In sad (for Naomi) news... some of my carefully cultivated Jewelweeds have bitten the dust. This is through no fault of their own, or nature, or me... I have these neighbor kids. They are nice, curious, and sometimes mischievous children. They play outside a lot (of which I approve). They play in my yard more often than I'd approve of, especially on the day when one of them ate a poisonous jack in the pulpit berry because it "looked like red corn"... but that's another story for another day. Anyhow, we've had many chats about not stepping on plants. Well, yesterday, the area between our two houses was a lake from all the water, and on my side of the lake is where the jewelweeds grow among the daylilies. They were playing in the lake with boats or somesuch and needed to go on my side. The daylilies are quite large, the jewelweeds still small spindly things... so they very carefully stepped around all the daylilies. They were actually so proud of themselves they called me over. "Look, Ms. Naomi, we didn't step on any of the plants!" Well, OK... but these little ones were plants, too and you stepped all over them! I did show them; we'll see if it still happens again. Anyhow, I hope the remaining ones will spread a lot of seeds again, and eventually... those kids will grow up.

Wednesday, June 17, 2009

Coreopsis, campion and clover, oh my!

These coreopsises (which is an interesting word to make plural... coreopses?) are in full bloom, their bright yellow cheering up another grey day. They are another one of those flowers with color so pure it looks like you could just jump right in to a pool of it, and it's about my favorite color.

Rushes and sedges of many varieties are currently bearing seedheads. I can't even pretend I'm good at IDing them -- other than being able to categorize a plant as a rush, a sedge or a grass... using, of course, the old sing-song mnemonic that botany students everywhere learn: Sedges have edges, rushes are round, and grasses have asses [nodes] down low to the ground.

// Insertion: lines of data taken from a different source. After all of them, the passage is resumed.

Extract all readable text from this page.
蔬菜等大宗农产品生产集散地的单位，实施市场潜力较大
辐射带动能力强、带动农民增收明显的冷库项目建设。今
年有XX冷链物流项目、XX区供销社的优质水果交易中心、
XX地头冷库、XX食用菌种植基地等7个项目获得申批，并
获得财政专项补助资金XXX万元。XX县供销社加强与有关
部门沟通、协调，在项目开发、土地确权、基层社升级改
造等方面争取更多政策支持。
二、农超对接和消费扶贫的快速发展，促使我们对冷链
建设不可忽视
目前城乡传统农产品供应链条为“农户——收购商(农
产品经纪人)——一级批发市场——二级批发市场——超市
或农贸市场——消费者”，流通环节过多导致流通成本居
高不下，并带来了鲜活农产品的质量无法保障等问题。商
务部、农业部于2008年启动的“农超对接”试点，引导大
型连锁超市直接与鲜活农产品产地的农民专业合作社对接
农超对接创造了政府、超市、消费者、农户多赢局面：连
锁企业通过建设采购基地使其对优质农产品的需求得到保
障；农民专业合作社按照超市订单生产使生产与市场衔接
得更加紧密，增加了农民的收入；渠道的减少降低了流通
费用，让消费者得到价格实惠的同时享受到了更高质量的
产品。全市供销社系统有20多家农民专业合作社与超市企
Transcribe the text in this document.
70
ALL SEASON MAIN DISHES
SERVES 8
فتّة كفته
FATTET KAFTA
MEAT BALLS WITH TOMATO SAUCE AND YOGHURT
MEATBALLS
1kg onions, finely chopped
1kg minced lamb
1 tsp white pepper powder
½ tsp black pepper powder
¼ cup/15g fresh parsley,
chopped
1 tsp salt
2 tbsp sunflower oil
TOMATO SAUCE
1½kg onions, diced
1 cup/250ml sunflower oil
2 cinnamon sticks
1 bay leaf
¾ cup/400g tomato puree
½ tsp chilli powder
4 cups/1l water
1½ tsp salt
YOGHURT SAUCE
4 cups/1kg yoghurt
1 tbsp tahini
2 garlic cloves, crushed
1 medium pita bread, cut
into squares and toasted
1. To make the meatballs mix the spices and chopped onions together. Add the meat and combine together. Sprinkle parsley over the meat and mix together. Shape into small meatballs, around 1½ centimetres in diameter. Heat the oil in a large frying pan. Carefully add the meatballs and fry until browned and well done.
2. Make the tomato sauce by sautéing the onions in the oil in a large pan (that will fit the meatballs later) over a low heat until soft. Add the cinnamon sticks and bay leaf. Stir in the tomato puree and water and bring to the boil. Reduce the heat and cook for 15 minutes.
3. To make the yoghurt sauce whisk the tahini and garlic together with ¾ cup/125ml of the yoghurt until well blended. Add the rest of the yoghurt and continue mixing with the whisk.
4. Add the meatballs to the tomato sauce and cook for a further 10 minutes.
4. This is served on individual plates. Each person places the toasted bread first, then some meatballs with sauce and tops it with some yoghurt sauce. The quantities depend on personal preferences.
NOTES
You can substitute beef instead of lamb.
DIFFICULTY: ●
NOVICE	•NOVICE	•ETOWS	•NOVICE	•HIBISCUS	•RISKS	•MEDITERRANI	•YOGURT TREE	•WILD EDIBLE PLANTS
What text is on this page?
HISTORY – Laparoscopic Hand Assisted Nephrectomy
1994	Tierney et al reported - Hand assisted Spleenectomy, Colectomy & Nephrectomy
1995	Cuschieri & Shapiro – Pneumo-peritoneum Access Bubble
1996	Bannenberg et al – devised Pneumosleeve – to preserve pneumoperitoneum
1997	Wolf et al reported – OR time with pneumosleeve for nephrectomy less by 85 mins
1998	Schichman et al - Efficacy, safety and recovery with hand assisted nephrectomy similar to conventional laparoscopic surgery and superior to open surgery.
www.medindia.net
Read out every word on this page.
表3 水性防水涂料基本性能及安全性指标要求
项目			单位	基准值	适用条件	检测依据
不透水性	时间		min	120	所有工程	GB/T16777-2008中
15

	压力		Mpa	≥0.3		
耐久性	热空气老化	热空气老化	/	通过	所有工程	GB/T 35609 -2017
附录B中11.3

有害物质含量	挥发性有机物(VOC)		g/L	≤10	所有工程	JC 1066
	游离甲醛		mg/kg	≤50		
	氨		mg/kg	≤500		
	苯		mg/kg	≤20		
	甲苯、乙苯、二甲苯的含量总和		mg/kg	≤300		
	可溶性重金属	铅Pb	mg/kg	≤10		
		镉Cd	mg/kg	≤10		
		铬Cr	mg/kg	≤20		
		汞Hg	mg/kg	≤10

Note: I would love to be able to differentiate them accurately; I have a book but it isn't great. Any suggestions welcome!

Anyhow, here is a rush to represent them all.


Bladder campion (and also daisies) are lining roadsides everywhere. Despite their weediness and the fact that they aren't native, I quite like the bladder -- really an inflated, purple-veined calyx sac -- for which they are commonly named.

And this is the almost-blooming blanket flower that grows all over at school, though it is technically native to slightly more western prairie areas.
















In the world of weeds (which sometimes seems to be the entire world), here are 4 that are in full bloom: orchard grass, yellow sweet clover, vetch, and red and white clovers intermingling together.